There are two interesting observations which require additional investigation, as both are quite unexpected. First of them is that all of the regimes with realistic compactification have \(\alpha > 0\) requirement. This is totally unexpected, as in both vacuum and \(\Lambda \)-term EGB cases we have viable compactifications for both signs of \(\alpha \). For the \(\Lambda \)-term case the joint analysis of our cosmological bounds and those coming from AdS/CFT and other considerations allows us to conclude \(\alpha > 0\) (see [57, 58]), but for that we involved external (to our results) analysis. In this case without any external bounds we already have realistic compactification only for \(\alpha > 0\).

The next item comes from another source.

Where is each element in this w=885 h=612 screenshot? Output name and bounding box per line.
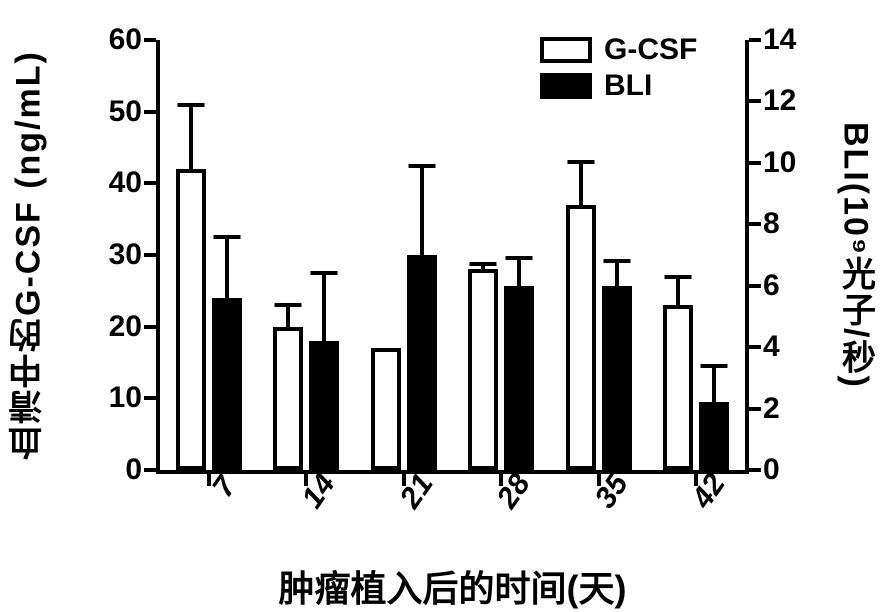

The second observation is that there is no \(K_5 \rightarrow K_1\) transition with realistic compactification. In EGB vacuum case [56, 57] we have the transitions of this kind, so it was natural to assume that in higher-order Lovelock gravity they also present, but our investigation reveals that they are not. There is \(K_5 \rightarrow K_1\) transition, but with contracting three and expanding extra dimensions, so it formally exist, but with no compactification scenario. As both of these observations are unexpected and in disagreement with what we have learned from study of EGB case, this is a good direction for further improvement of our understanding of Lovelock gravity.